In presenting multiple narratives by differing immigrant and first-generation American artists, Country, Home explores not only the particular tensions and challenges of these culturally and socially under-recognized groups but also the ways in which we are accustomed to interacting with presentations of the Other. Void of the voice of the mainstream, these artists finally assert themselves on a platform of their own making. But the rarity of such opportunities equally defines the exhibition as much as their art.

 

1 Doug Borwick, “Considering Whiteness,” Arts Journal Blog, February 20, 2013, <http://www.artsjournal.com/engage/2013/02/considering-whiteness/>.

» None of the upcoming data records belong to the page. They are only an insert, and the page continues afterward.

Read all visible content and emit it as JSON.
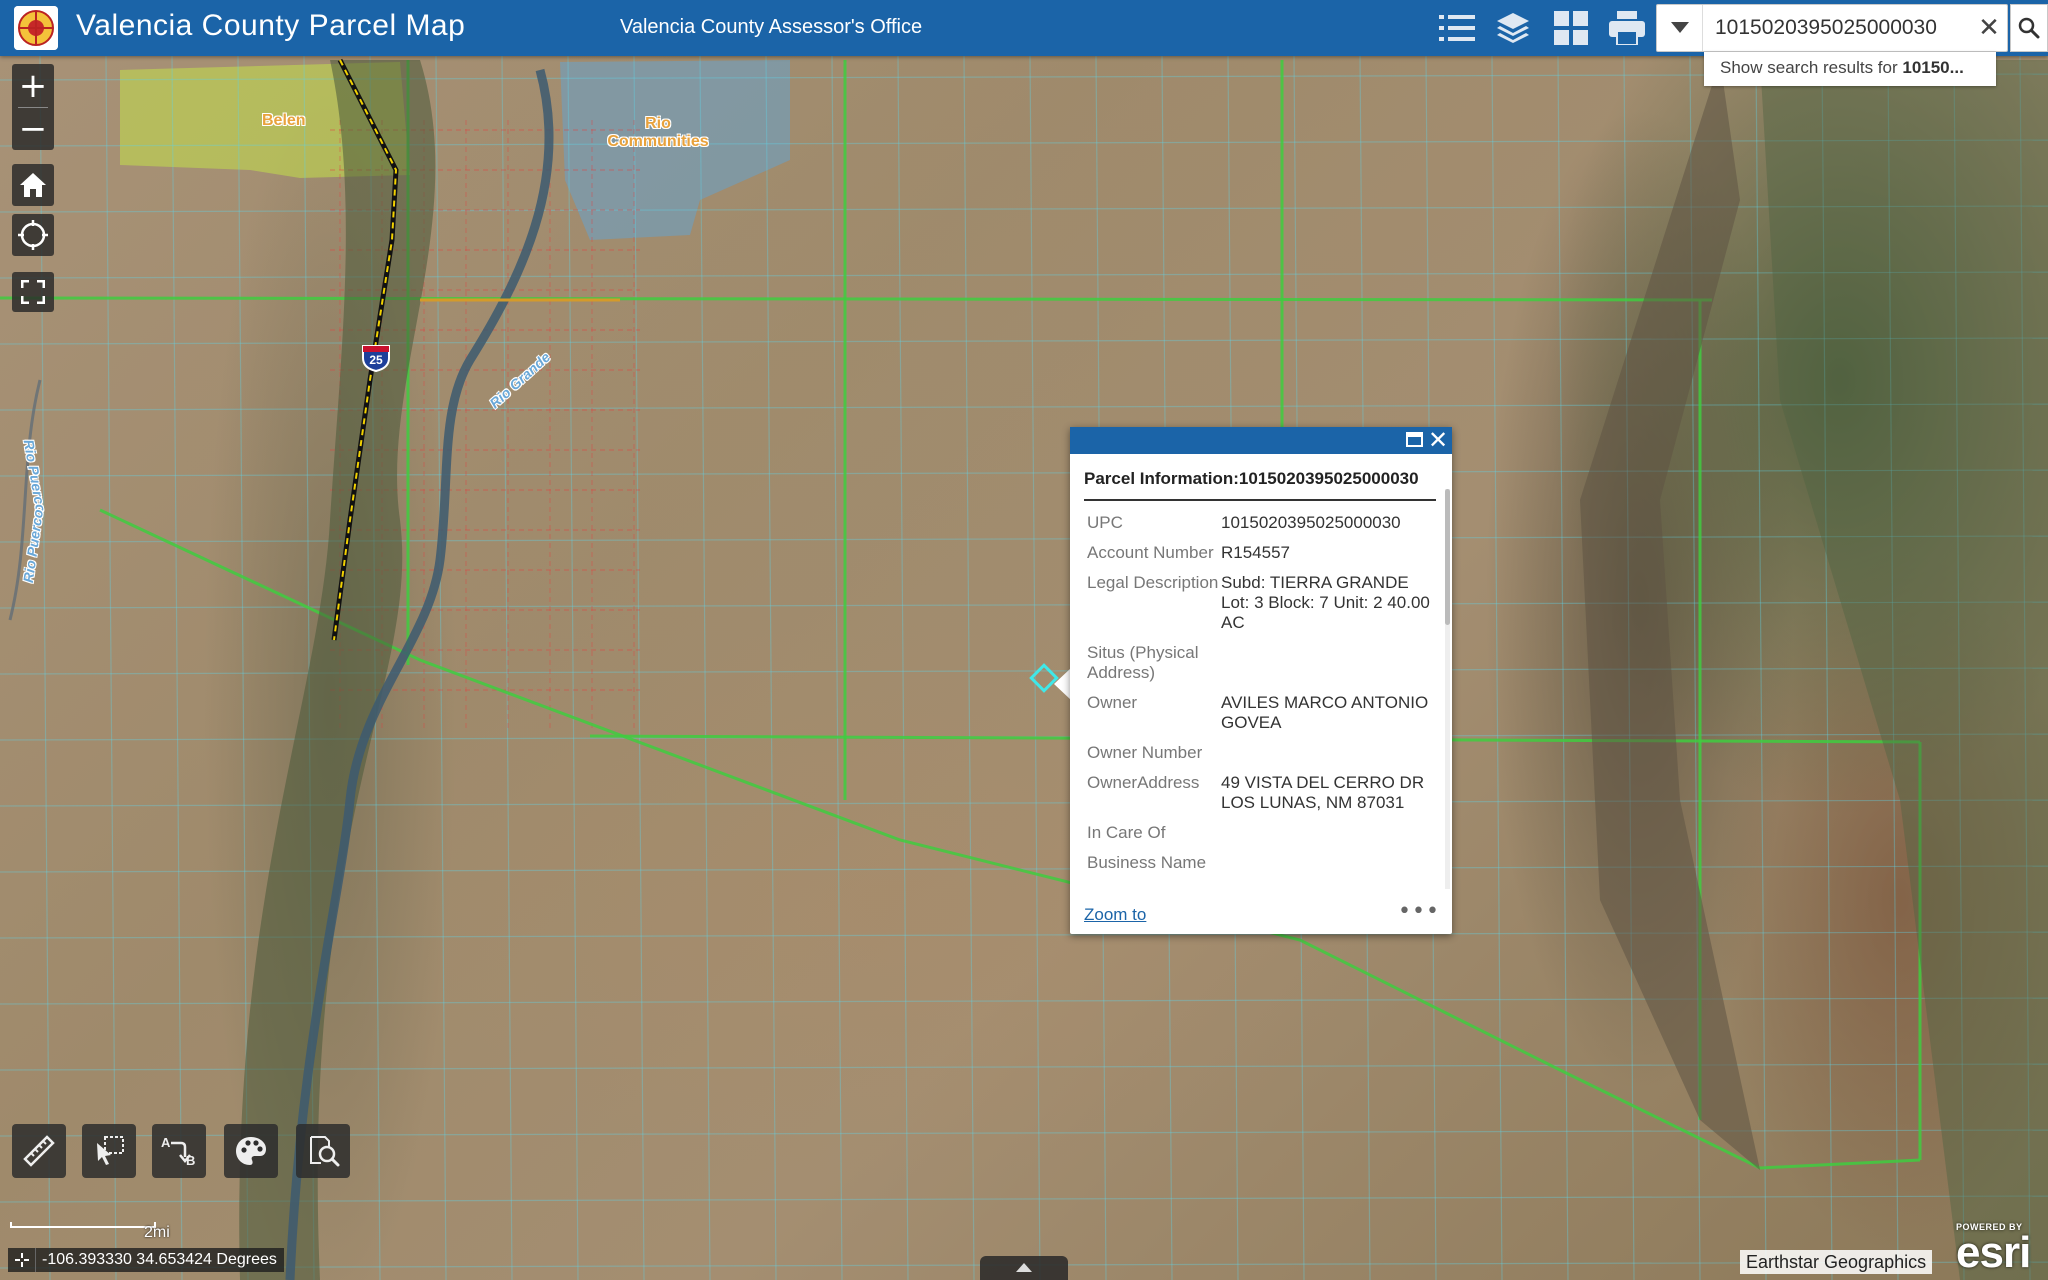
{
  "header": {
    "app_title": "Valencia County Parcel Map",
    "subtitle": "Valencia County Assessor's Office",
    "icons": [
      "legend-list-icon",
      "layers-icon",
      "basemap-gallery-icon",
      "print-icon"
    ]
  },
  "search": {
    "value": "1015020395025000030",
    "suggestion_prefix": "Show search results for ",
    "suggestion_term": "10150..."
  },
  "map": {
    "place_labels": {
      "belen": "Belen",
      "rio_communities": "Rio Communities",
      "interstate": "25",
      "river": "Rio Grande",
      "river_west_a": "Rio Puerco",
      "river_west_b": "Rio Puerco"
    }
  },
  "popup": {
    "title": "Parcel Information:1015020395025000030",
    "fields": [
      {
        "label": "UPC",
        "value": "1015020395025000030"
      },
      {
        "label": "Account Number",
        "value": "R154557"
      },
      {
        "label": "Legal Description",
        "value": "Subd: TIERRA GRANDE Lot: 3 Block: 7 Unit: 2 40.00 AC"
      },
      {
        "label": "Situs (Physical Address)",
        "value": ""
      },
      {
        "label": "Owner",
        "value": "AVILES MARCO ANTONIO GOVEA"
      },
      {
        "label": "Owner Number",
        "value": ""
      },
      {
        "label": "OwnerAddress",
        "value": "49 VISTA DEL CERRO DR LOS LUNAS, NM 87031"
      },
      {
        "label": "In Care Of",
        "value": ""
      },
      {
        "label": "Business Name",
        "value": ""
      }
    ],
    "zoom_to": "Zoom to",
    "more": "•••"
  },
  "controls": {
    "zoom_in": "+",
    "zoom_out": "−"
  },
  "scalebar": {
    "label": "2mi"
  },
  "coordinates": {
    "text": "-106.393330 34.653424 Degrees"
  },
  "attribution": {
    "text": "Earthstar Geographics"
  },
  "esri": {
    "powered_by": "POWERED BY",
    "word": "esri"
  },
  "colors": {
    "header_blue": "#1b64a8",
    "parcel_grid": "#5fd3e8",
    "section_lines": "#3fcc3f",
    "city_limits_belen": "#c3e04a",
    "city_limits_rio": "#5aa7e0"
  }
}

2 Nina Simone, “On White Privilege and Museums,” Museum2.0, March 6, 2013, <http://museumtwo.blogspot.com/2013/03/on-white-privilege-and-museums.html>.

3 Julia Halperin, “Almost one third of solo shows in US museums go to artists represented by five galleries,” The Art Newspaper, April 2, 2015, <http://theartnewspaper.com/news/museums/17199/>.

4 Hrag Vartanian, “Breaking Down the Demographics of the New Whitney Museum’s Inaugural Exhibition,” Hyperallergic, April 14, 2015, <http://hyperallergic.com/199215/breaking-down-the-demographics-of-the-new-whitney-museums-inaugural-exhibition/>.

5 Ben Davis, “Diversify or Die: Why the Art World Needs to Keep Up With Our Changing Society,” Blouin Art Info, November 16, 2012, <http://www.blouinartinfo.com/news/story/840695/diversify-or-die-why-the-art-world-needs-to-keep-up-with-our#>.

This essay was written in conjunction with Country, Home, on view at CUE September 5-October 10, 2015.